A la messe au son du tam tam le dimanche suivant, le prêtre d’Elinkine nous a réservé un accueil d’un autre genre : applaudissements de la congrégation pour nous remercier de notre visite. Relativement paisible depuis la fin officielle du conflit mais délaissée par les touristes, la région du sud du Sénégal enclavée entre la Gambie et la Guinée Bissau n’a rien perdu de sa légendaire hospitalité. Difficile de faire un pas sans se retrouver avec un bébé dans les bras ou assis autour d’un plat de riz et de poisson à partager avec les villageois diolas. (Zéphyr et Looli ont retrouvé le plaisir de manger avec leurs doigts). Musulmans, chrétiens et animistes vivent ensemble dans des petits hameaux sans électricité, dans des huttes en toit de paille ou de simples maisons en parpaings et ciment de coquillage. Ils survivent grâce à la pêche et aux rizières. Hélas pour eux, les touristes se font encore plus rares depuis l’introduction de visas pour les étrangers cet été. La pauvreté ici n’a d’équivalent que la splendeur de la nature. Pendant trois semaines, nous avons papillonné d’île en île au milieu de la mangrove, des baobabs et des palmiers, réveillés le matin par le gazouillement des nombreux oiseaux, surpris à l’occasion par un singe, quelques crocodiles (capturés) et des varans sur la plage. Nous n’avons mouillé qu’une nuit avec un autre voilier, Bilbo, avec lequel nous nous étions liés d’amitié au Cap Vert.

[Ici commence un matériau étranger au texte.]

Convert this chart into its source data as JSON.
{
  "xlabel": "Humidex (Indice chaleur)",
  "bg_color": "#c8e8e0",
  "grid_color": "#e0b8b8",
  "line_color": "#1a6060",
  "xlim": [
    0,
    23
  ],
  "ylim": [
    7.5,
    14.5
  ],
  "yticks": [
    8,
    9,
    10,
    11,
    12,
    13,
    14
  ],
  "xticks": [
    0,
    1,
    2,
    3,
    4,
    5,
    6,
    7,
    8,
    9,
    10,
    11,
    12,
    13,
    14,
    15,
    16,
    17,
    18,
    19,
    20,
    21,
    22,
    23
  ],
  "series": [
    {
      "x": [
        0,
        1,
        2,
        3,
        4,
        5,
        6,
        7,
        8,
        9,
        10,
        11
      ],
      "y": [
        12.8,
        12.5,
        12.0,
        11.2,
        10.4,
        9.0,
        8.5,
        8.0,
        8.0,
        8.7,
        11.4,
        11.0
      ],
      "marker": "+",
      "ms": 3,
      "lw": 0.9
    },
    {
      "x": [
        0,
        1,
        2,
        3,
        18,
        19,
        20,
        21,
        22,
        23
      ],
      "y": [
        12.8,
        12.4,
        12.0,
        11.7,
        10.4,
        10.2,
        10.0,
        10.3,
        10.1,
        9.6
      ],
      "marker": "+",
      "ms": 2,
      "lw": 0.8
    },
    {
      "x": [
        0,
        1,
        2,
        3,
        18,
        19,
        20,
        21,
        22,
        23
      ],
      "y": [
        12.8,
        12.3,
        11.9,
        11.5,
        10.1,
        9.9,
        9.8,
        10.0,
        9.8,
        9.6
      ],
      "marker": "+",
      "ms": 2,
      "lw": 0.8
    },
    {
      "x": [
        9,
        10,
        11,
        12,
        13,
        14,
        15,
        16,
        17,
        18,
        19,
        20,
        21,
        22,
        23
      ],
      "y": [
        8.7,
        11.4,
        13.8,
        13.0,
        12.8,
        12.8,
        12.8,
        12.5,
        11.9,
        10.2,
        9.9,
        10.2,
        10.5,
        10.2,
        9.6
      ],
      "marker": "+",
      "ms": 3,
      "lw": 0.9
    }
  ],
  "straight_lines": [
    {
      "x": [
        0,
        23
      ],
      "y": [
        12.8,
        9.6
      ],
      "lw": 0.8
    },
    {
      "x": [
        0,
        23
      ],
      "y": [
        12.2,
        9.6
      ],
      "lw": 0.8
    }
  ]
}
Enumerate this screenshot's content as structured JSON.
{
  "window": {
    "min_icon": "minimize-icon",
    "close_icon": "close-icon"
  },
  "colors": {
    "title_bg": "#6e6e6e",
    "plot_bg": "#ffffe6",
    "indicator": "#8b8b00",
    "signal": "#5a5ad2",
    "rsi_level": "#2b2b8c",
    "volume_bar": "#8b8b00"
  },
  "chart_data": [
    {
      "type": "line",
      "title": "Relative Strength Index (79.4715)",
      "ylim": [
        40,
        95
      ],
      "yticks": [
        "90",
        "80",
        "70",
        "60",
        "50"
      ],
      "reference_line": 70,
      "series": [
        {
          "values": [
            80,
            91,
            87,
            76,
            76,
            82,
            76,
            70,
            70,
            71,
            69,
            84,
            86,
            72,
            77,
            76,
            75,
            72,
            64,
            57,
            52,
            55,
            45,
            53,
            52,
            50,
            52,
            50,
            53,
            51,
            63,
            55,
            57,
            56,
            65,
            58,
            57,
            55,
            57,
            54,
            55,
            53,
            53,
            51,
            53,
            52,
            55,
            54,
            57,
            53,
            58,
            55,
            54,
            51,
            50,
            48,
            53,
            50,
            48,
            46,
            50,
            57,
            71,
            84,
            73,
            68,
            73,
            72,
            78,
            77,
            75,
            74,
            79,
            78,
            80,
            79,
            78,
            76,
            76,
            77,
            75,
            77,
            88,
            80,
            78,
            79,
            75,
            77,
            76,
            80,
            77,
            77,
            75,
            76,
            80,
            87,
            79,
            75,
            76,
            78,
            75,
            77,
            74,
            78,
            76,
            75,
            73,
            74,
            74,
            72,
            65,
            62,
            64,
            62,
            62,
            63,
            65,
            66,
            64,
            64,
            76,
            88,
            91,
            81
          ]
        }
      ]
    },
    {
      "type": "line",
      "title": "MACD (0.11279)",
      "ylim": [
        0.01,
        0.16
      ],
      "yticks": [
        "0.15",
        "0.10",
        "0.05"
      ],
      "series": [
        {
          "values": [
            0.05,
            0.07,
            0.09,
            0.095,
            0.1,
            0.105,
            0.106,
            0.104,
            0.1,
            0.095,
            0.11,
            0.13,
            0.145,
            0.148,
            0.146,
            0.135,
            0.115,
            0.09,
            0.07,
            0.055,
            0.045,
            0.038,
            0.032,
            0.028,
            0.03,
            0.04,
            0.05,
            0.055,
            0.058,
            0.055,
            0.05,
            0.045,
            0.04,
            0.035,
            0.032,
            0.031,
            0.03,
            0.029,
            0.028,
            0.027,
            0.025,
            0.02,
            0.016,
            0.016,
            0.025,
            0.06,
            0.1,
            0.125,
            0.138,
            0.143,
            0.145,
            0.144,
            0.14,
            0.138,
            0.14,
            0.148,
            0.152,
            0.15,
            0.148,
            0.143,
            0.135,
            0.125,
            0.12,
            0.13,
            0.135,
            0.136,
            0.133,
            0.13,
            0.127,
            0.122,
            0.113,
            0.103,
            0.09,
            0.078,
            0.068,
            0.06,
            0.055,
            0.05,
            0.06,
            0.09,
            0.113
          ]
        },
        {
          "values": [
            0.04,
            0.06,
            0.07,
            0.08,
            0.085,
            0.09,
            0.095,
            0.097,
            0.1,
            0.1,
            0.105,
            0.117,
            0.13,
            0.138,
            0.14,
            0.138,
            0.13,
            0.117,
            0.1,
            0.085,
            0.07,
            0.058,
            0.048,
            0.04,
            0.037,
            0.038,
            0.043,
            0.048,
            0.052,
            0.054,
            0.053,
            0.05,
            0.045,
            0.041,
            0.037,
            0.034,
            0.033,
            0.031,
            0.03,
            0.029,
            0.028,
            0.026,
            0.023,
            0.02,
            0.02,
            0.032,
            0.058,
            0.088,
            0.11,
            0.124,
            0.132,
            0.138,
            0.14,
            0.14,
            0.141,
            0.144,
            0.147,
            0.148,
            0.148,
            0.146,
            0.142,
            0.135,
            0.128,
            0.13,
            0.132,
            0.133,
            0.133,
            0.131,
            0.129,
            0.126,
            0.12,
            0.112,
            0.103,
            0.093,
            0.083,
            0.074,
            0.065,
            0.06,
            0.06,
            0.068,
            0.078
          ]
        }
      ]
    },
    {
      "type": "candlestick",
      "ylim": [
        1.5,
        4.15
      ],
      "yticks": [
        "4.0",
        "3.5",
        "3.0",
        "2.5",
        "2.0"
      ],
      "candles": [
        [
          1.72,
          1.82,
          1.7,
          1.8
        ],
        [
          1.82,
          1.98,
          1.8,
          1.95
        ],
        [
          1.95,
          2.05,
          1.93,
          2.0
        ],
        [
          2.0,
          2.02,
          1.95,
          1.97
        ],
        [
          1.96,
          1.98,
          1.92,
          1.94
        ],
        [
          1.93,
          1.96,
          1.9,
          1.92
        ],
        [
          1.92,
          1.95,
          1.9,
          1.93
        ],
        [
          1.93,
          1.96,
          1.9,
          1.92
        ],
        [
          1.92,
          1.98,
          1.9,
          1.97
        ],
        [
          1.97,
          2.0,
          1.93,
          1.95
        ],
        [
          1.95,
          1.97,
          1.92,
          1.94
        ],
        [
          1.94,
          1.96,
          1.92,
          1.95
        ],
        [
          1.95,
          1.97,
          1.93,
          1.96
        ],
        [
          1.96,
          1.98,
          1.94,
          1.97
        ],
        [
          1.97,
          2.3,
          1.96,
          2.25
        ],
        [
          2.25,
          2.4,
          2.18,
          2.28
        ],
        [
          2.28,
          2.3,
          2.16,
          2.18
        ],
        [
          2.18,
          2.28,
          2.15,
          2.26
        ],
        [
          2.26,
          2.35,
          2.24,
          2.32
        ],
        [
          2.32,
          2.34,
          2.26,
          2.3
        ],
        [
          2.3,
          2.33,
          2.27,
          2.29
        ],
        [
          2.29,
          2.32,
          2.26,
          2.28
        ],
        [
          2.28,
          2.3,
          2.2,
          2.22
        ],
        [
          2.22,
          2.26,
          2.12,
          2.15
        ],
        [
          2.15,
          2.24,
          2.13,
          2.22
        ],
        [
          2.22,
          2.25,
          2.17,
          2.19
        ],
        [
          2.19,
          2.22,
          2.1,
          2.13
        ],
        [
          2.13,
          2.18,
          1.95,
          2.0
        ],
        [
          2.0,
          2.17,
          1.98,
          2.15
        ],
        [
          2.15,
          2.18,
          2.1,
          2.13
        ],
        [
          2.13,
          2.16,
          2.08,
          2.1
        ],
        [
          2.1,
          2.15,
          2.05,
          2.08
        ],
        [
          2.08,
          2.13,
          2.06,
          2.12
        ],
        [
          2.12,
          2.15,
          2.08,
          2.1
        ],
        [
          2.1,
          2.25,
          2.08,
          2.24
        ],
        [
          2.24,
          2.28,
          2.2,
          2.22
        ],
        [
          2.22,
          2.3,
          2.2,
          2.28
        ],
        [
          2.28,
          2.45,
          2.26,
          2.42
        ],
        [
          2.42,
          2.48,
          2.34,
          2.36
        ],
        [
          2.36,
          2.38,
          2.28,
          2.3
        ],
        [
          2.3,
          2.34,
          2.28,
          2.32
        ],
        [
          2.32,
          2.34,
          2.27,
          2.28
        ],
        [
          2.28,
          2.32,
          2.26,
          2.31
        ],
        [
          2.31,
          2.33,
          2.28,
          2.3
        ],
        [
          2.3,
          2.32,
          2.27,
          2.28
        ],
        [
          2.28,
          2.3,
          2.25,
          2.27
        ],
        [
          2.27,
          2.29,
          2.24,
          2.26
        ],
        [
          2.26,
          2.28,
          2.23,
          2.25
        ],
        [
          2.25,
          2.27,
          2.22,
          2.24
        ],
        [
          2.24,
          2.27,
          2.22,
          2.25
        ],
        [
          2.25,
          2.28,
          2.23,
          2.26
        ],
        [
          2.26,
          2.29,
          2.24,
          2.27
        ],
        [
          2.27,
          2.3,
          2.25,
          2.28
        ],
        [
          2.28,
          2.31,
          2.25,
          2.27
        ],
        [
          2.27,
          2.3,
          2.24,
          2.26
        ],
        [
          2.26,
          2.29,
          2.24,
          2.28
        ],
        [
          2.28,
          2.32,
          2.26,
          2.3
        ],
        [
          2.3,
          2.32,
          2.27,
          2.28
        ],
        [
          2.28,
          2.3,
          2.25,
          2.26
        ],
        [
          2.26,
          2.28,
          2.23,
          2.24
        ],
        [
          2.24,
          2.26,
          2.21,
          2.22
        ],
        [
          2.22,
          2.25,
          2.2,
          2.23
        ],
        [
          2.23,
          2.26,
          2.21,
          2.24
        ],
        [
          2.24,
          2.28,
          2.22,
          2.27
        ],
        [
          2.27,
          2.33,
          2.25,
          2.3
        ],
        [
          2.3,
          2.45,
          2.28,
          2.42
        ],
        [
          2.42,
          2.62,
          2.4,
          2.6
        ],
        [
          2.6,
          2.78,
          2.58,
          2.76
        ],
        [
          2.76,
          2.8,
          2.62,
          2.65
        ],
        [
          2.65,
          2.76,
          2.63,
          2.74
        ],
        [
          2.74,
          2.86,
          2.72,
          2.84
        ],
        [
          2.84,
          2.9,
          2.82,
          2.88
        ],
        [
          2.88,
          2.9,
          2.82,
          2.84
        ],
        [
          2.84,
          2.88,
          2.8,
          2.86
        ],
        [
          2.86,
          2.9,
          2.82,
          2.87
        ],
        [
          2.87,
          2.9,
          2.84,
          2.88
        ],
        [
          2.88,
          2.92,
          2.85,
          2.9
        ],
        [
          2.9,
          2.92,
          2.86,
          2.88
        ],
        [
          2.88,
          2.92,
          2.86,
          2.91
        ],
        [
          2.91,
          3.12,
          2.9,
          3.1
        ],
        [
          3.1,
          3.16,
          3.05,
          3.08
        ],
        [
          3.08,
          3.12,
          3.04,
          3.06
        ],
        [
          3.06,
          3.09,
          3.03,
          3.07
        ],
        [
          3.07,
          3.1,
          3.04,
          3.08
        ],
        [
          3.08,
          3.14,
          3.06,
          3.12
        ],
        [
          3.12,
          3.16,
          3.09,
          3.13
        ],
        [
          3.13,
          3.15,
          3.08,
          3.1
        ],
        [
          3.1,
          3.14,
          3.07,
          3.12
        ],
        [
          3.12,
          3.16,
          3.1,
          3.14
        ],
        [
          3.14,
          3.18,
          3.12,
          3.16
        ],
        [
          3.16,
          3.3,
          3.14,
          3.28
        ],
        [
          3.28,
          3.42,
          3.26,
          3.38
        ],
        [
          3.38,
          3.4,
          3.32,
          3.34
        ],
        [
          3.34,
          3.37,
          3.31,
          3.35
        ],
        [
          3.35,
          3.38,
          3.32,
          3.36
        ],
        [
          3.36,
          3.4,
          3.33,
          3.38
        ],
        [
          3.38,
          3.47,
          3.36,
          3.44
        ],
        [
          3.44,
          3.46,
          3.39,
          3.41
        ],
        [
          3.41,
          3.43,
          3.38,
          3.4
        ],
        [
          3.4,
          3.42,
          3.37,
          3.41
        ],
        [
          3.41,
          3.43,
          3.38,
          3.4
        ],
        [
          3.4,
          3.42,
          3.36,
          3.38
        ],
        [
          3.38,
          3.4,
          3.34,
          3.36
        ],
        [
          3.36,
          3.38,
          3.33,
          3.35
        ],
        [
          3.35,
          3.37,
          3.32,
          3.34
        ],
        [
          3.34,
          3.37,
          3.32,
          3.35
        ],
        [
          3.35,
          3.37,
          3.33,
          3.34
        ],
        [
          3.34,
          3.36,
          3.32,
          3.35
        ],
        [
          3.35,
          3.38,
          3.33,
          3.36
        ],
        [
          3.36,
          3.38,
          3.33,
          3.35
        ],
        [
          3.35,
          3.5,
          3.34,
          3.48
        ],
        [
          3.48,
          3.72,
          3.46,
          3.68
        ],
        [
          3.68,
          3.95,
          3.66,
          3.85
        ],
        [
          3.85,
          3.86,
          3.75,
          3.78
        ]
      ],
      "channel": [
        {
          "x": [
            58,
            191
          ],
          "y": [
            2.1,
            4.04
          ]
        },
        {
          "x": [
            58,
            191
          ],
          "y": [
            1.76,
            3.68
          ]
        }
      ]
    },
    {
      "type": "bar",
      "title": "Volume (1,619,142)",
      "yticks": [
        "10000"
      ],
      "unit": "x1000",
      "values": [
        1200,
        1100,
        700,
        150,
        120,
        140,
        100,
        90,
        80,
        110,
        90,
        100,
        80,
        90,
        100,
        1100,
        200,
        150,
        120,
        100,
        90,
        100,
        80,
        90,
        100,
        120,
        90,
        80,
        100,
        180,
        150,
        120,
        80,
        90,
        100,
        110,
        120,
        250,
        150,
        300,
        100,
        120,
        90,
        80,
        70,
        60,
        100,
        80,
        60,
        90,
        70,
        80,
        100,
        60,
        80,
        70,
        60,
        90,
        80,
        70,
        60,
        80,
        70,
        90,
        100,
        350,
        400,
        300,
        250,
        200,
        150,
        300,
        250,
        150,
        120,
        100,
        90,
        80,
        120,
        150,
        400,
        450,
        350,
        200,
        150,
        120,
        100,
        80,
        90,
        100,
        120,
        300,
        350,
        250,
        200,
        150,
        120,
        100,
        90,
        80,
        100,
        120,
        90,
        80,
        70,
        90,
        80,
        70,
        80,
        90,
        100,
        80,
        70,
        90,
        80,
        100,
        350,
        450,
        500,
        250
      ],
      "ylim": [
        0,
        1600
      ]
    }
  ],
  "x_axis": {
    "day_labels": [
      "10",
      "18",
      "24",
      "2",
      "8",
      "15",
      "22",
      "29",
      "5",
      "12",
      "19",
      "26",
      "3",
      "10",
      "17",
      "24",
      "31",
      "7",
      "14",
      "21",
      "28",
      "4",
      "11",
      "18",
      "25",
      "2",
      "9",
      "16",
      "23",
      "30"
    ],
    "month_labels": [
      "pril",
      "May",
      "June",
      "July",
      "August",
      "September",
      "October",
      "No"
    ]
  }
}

Les petits bras ou « bolongs » du fleuve Casamance serpentent à l’infini entre les îlots et pour la plupart, ne figurent pas sur notre carte marine. Aussi, nous explorons au gré de nos envies, des obstacles formés par les bancs de sable et des conseils de Guy et Gégé, navigateurs du Cercle de la Voile de Dakar qui connaissent la région comme leur poche. « Vas voir Papys à Cachouane dans le bolong à droite après l’entrée du fleuve, c’est un ami » avait insisté Guy. « Et n’oublie pas Léon à Ehidj, ni Ambroise à Dioretou». « Alors c’est vous les Américains ! Gégé m’avait averti de votre visite! » a lancé Cherif, à notre arrivée à Karabane. Le lendemain, il nous a emmenés à la pêche dans sa pirogue dans des bolongs trop petits pour Moon River. La journée s’est naturellement terminée par un festin d’huîtres au feu de bois et de poissons grillés pendant que le « créateur » de l’île, Paco Karabane ( !), nous a taillé des jupes et pagnes en tissus batik (et conviés à son propre repas familial).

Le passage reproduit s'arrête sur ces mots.